That's My Lot - originally E8 7a, now 7c+/ 8a?
Nige took his weather frustration out on lichen. One route in particular - That's My Lot at Rivelin quarries. A perfect twenty-five foot quarried edge, slabby on the right but leaning out on the left. A few footholds to get started, then nothing, just the square edge and smooth iron-plated smears. No repeats in ten years, since Nik Jennings' visionary scamper immortalized in A film by some climbers. After doing the sequence once on a top-rope Nige set to work improving the landing - a fallen tree across a rocky slope. With the stump tidied and the holes filled, things looked a lot more encouraging.

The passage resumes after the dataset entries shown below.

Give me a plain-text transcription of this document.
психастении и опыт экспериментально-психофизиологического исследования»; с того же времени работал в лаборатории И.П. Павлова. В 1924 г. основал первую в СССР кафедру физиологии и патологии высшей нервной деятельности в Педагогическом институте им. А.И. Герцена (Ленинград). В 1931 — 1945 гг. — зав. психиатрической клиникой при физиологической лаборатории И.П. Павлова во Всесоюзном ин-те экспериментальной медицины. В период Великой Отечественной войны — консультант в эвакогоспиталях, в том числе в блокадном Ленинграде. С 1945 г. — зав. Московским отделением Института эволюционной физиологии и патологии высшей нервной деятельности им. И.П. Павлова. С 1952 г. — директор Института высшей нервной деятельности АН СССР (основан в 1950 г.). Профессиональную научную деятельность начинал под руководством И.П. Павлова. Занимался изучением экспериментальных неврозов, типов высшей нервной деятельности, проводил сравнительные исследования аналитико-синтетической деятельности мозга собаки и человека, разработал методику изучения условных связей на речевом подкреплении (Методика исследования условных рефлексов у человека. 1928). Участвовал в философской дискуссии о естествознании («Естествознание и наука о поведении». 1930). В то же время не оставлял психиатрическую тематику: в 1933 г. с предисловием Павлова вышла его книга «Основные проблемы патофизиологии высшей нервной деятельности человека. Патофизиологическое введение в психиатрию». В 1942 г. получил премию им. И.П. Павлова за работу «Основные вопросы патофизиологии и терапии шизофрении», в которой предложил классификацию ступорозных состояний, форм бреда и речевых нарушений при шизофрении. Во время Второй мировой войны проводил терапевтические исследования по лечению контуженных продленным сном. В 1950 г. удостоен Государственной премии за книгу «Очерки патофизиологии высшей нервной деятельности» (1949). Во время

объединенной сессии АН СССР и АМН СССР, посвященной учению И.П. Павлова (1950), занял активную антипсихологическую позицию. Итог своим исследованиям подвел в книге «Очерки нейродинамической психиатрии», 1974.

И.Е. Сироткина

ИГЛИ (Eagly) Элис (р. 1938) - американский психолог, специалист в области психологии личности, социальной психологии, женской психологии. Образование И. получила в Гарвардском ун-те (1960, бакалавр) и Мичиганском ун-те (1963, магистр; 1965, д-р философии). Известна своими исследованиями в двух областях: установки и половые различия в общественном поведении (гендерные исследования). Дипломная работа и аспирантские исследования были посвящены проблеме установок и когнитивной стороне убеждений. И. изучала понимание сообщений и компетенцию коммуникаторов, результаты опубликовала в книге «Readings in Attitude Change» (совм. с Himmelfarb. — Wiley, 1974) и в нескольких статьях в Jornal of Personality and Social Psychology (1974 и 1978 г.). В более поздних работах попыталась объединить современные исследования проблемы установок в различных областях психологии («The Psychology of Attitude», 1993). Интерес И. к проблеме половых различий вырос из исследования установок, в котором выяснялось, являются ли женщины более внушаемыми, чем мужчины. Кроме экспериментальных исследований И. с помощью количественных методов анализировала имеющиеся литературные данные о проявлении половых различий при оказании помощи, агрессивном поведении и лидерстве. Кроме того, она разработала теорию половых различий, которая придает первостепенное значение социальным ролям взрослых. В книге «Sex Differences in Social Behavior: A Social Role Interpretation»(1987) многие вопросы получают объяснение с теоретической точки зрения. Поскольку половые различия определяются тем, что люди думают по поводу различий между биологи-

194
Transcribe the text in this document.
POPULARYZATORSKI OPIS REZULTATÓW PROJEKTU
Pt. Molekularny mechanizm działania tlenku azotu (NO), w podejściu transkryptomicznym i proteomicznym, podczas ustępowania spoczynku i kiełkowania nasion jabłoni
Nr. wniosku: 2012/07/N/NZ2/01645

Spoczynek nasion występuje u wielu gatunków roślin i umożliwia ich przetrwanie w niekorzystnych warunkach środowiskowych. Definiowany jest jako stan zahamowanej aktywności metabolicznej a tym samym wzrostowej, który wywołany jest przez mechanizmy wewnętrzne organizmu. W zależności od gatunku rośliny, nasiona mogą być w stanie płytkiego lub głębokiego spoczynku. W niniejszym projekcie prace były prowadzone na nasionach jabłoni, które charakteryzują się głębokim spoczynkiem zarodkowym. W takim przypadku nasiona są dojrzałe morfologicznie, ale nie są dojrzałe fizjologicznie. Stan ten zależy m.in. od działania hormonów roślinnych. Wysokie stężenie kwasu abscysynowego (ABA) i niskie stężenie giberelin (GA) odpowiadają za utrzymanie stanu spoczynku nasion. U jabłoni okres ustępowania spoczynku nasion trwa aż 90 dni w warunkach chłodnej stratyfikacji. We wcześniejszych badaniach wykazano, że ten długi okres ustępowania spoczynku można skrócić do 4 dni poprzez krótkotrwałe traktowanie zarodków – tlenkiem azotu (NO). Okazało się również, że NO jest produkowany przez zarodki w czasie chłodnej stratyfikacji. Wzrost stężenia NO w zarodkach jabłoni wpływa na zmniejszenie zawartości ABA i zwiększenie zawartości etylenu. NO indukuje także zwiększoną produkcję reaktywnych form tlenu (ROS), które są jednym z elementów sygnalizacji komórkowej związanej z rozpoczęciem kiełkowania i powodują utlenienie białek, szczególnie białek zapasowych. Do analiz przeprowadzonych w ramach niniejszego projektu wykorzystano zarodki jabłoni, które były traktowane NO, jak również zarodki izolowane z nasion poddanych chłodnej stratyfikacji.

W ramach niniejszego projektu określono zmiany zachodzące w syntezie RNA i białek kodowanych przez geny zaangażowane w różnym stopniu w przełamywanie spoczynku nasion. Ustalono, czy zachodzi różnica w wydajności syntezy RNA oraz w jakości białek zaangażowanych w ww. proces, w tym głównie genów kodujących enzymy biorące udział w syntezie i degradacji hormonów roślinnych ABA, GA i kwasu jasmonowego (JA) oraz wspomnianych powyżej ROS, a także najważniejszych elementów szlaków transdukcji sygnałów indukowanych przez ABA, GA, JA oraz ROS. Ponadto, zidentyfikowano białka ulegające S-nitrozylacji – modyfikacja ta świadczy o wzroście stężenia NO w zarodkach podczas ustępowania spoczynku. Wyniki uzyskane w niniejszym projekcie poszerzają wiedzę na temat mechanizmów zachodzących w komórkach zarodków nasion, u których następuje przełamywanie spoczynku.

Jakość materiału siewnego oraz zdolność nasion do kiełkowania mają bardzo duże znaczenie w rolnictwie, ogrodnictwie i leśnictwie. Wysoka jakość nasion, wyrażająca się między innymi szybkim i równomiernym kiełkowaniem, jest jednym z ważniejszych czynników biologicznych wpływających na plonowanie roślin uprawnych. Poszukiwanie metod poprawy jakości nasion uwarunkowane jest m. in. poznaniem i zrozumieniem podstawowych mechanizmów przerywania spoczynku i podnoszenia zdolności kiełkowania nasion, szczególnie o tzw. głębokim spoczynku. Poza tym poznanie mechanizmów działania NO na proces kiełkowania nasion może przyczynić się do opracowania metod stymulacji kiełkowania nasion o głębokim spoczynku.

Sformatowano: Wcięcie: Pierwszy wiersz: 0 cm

another good go from Ryan - even hitting the hold wasn't enough
And so yesterday, at last, the rain stopped, and the team assembled. Crisp sunlight filtered through the woods, a fresh breeze dried the air, and life was good again. I'm not sure I've ever been at the crag with such a strong team - Varian, Feehally, Pasquill, McHaffie just to name the big guns. A pretty good selection of folk currently pushing the Peak highball scene, and a good vibe. After a brief warm-up on the deceptive Sex Drive, it was on to the main event. The start was fine, getting established okay, then it was shut down time. Teeter, creep, lean, off. To cut a long story short, after three hours no one had done it and it was going dark. Testament to the quality though, was that nobody gave up. Only Nige and Ryan were making serious inroads, both tickling the jug. For a second it was over - Ry stuck the jug only to swing straight into a solid bridge across the corner, feet on a huge ledge. Cheers turned straight to laughter and hoots of derision. A perfect illustration of how arbitrary these problems can be, but it wasn't diminished, and the challenge remained. Next go there were no mistakes - Ry sucked in, extended like a leech, and snagged the break static.
Could Nige come any closer? Maybe if he wasn't wondering if he'd left the cooker on...
Even with our foam pit, nobody entertained Nik's original running scamper method. Chapeau!